Nagios check_procs state filter

nagiosnrpe

I'm on Ubuntu 14.04 and trying to run

/usr/lib/nagios/plugins/check_procs -C rsyslogd -w 1:3 -c 1:5 -s S

and it returns

PROCS CRITICAL: 0 processes with command name 'rsyslogd', STATE = S | procs=0;1:3;1:5;0;

So I run with -vvv and find that check_procs uses the command /bin/ps axwwo 'stat uid pid ppid vsz rss pcpu etime comm args' to list processes. I find my rsyslogd process and it is listed as follows:

Ssl 101 406 1 256232 25392 0.0 157-05:57:14 rsyslogd rsyslogdproc#=0 uid=101 vsz=256232 rss=25392 pid=406 ppid=1 pcpu=0.00 stat=Ssl etime=157-05:57:14 prog=rsyslogd args=rsyslogd

Looking at the help for the command it says:

-s, --state=STATUSFLAGS
Only scan for processes that have, in the output of `ps`, one or
more of the status flags you specify (for example R, Z, S, RS,
RSZDT, plus others based on the output of your 'ps' command).
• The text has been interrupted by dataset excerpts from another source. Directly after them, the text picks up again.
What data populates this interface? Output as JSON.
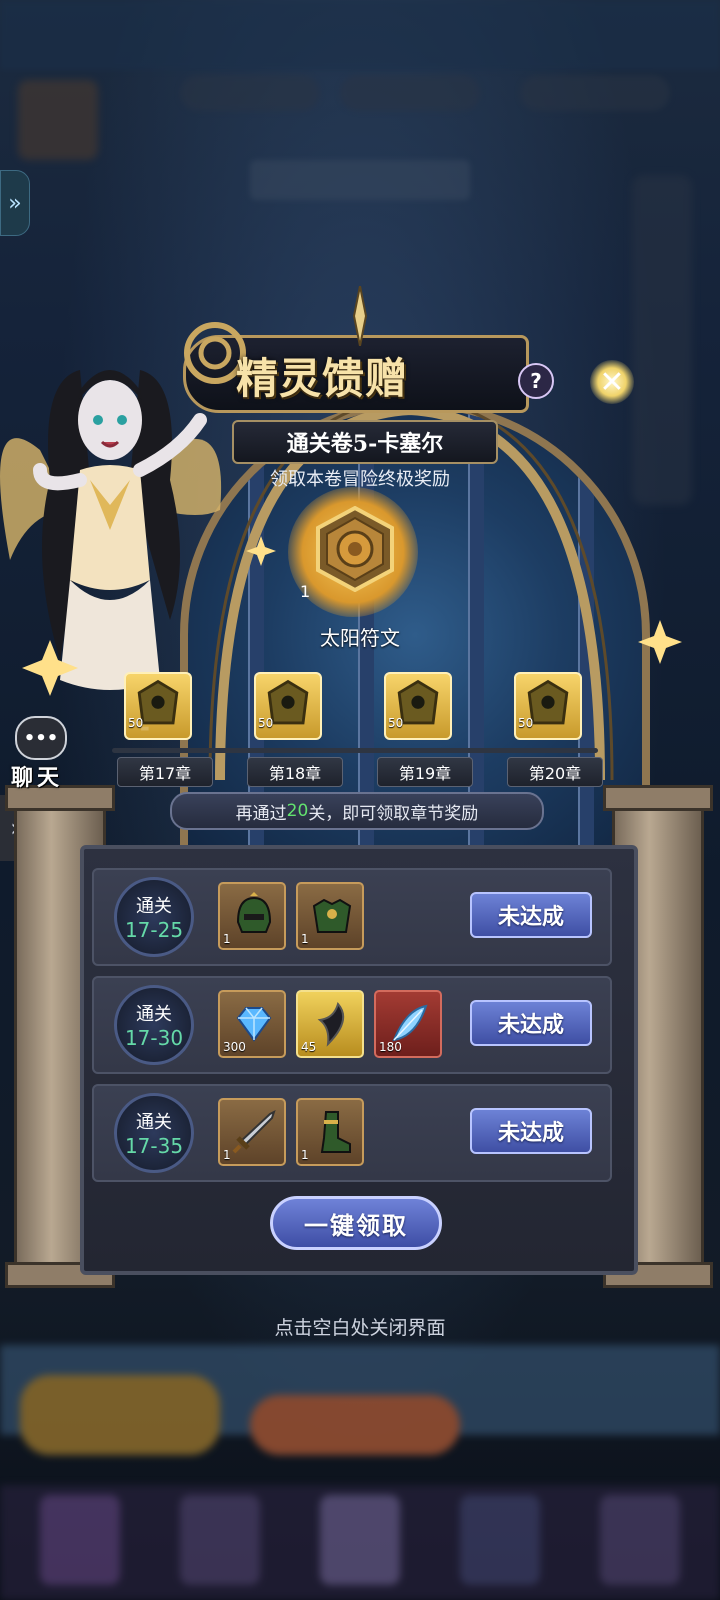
{
  "title": "精灵馈赠",
  "subtitle": "通关卷5-卡塞尔",
  "description": "领取本卷冒险终极奖励",
  "grand_reward": {
    "name": "太阳符文",
    "quantity": "1"
  },
  "chapters": [
    {
      "label": "第17章",
      "count": "50"
    },
    {
      "label": "第18章",
      "count": "50"
    },
    {
      "label": "第19章",
      "count": "50"
    },
    {
      "label": "第20章",
      "count": "50"
    }
  ],
  "tip": {
    "prefix": "再通过",
    "highlight": "20",
    "suffix": "关，即可领取章节奖励"
  },
  "rows": [
    {
      "stage_title": "通关",
      "stage": "17-25",
      "items": [
        {
          "icon": "helmet-icon",
          "qty": "1",
          "style": "brown"
        },
        {
          "icon": "armor-icon",
          "qty": "1",
          "style": "brown"
        }
      ],
      "status": "未达成"
    },
    {
      "stage_title": "通关",
      "stage": "17-30",
      "items": [
        {
          "icon": "diamond-icon",
          "qty": "300",
          "style": "brown"
        },
        {
          "icon": "claw-icon",
          "qty": "45",
          "style": "gold"
        },
        {
          "icon": "feather-icon",
          "qty": "180",
          "style": "red"
        }
      ],
      "status": "未达成"
    },
    {
      "stage_title": "通关",
      "stage": "17-35",
      "items": [
        {
          "icon": "sword-icon",
          "qty": "1",
          "style": "brown"
        },
        {
          "icon": "boots-icon",
          "qty": "1",
          "style": "brown"
        }
      ],
      "status": "未达成"
    }
  ],
  "claim_all_label": "一键领取",
  "close_hint": "点击空白处关闭界面",
  "chat_label": "聊天",
  "chat_icon": "speech-bubble-icon",
  "colors": {
    "accent_green": "#63e36f",
    "stage_green": "#65d9a8",
    "button_blue": "#4f63c0",
    "gold": "#f7e2a9"
  }
}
So it really should be working. Just for testing I tried to run

/usr/lib/nagios/plugins/check_procs -C rsyslogd -w 1:3 -c 1:5 -s Ssl

This command returns the result I expect from the first command:

PROCS OK: 1 process with command name 'rsyslogd', STATE = Ssl | procs=1;1:3;1:5;0;

check_procs is v1.5.

I have the same test command working on a RHEL 6.5 server so it could be Ubuntu specific I guess.

Best Answer

Looking at the source for check_procs, the behavior you are seeing is by design. Or rather, the behavior depends entirely on the behavior of the ps implementation. (If it works on your RHEL system, that's almost certainly a happy coincidence.)

The plugin must use ps (instead of digging around in /proc) to allow it to run on systems without /proc (e.g., non-Linux).

After scraping the ps output, the plugin calls strstr to see if the process state is contained in your command-line arg to -s. So, in your example, it's checking to see if "Ssl" is a substring of "S".

It might seem that this is backwards logic, e.g., that it should be checking if your arg "S" is a substring of "Ssl", but I believe the intent is for you to provide multiple process states as an arg to -s.

For example, you can do this:

check_procs -C rsyslogd -w 1:3 -c 1:5 -s S,Ssl,Sl
PROCS OK: 1 process with command name 'rsyslogd', STATE = S,Ssl,Sl

The commas are just to make it more readable; the plugin effectively ignores them.